Lydia trafiła na salę operacyjną od razu po przybyciu do szpitala. Byłam pewna, że wszystko będzie dobrze.

- Clare - zwrócił się do mnie Josh. - Jesteś zmęczona. Wróć do domu i odpocznij.

Miał rację. Moje dłonie nadal były całe we krwi.

- Zawieziesz mnie?

On jedynie skinął głową na zgodę. Objął mnie ramieniem, po czym zaprowadził do samochodu.

W domu wzięłam jakieś czyste spodnie dresowe oraz koszulkę i poszłam się umyć. Strumienie wody były orzeźwiające, po chwili czułam się zdecydowanie lepiej. Kiedy już nałożyłam bluzkę, zauważyłam do kogo należy. Dał mi ją rok temu. Nie pamiętam, aby była e moich rzeczach.

- Zrobiłem herbatę! - zawołał Josh z kuchni.

Usiadłam na przeciwko niego. Przysunął do mnie mój kubek. Napiłam się trochę, nie zwracając uwagi na to, że mogłam się poparzyć. Dosłownie, gówno mnie to obchodziło.

Josh też się nie odzywał. Wiedział, iż potrzebuję spokoju. Nie znamy się tak naprawdę długo, ale szczerze go polubiłam. Ja i on dużo przeszliśmy razem. No jeszcze dochodzi fakt, że moja babka opiekowała się nim. Przypomniałam sobie o ostatniej sytuacji w jego pokoju.

- Josh...

- Wiem, o co chodzi - zaskoczył mnie. - Jeśli chodzi o pocałunek to...nie mam pojęcia, co mi odbiło. Nie powinienem tego robić i...

- Też nie wiem, co się ze mną stało.

- Nie chcę taką wtopą zepsuć naszej relacji, bo... jesteśmy dalej przyjaciółmi, tak?

- Tak tak, nic się nie zmieniło - upewniłam go. - Może zapomnijmy o tym?

- Ok.

- Ok.

Usłyszałam zamykanie drzwi.

- Clare?!

Wyszłam do salonu, a tam zastałam Isaaca. Jego klatka szybko się unosiła. Biegł tutaj? Z zatroskaną miną patrzył na mnie uważnie.

Mój Isaac wrócił?

- Wszystko dobrze? - przysunął się bliżej mnie. - Nie było cię w szpitalu, dlatego się zastanawiałem czy coś się stało.

Tak. To ten Isaac Lahey, który był dla mnie ważny.

Nie odezwałam się, po prostu zarzuciłam mu ręce na szyję i wtuliłam się w niego. Chyba był zaskoczony moim ruchem, gdyż na początku spiął wszystkie mięśnie, a dopiero po jakieś chwili odwzajemnił uścisk.

- Boję się, że mogę znowu kogoś stracić - powiedziałam cicho. - Nie pomagają mi w tym rozwieszone tu zdjęcia Lydii.

- Zostanę tu z tobą - oznajmił blondyn. Podniósł wzrok na opartego o framugę drzwi Josha. - Możesz iść też odpocząć.

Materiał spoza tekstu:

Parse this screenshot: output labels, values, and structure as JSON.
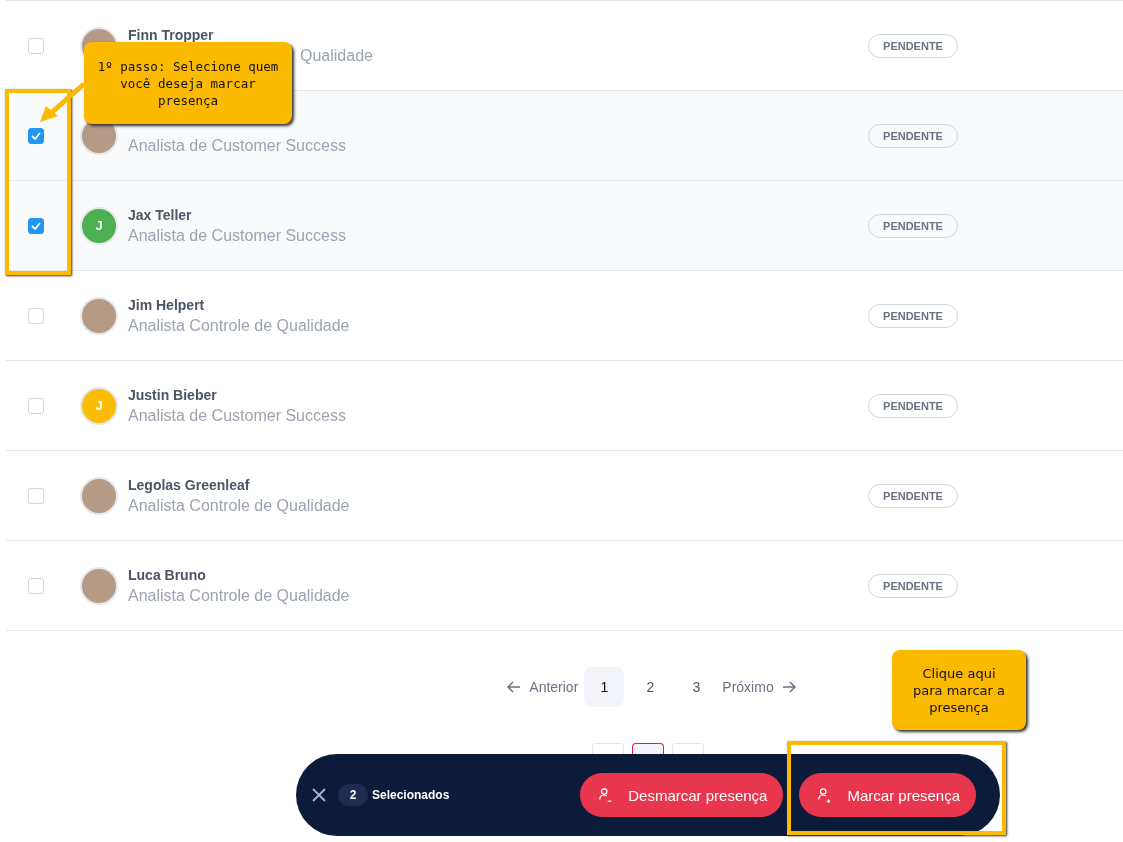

- Dzięki, pojadę jeszcze na chwilę do szpitala - kojotołak nałożył swoją jeansową kurtkę, posyłając mi delikatny uśmiech. - Jeśli czegoś się dowiem, zadzwonię.

I wyszedł. Zostałam sama z betą, do której dalej się tuliłam. W końcu usiedliśmy na kanapie. Nie odzywaliśmy się. Nie były potrzebne słowa. Położyłam głowę na jego kolanach, a on gładził mnie uspokajająco po ramieniu.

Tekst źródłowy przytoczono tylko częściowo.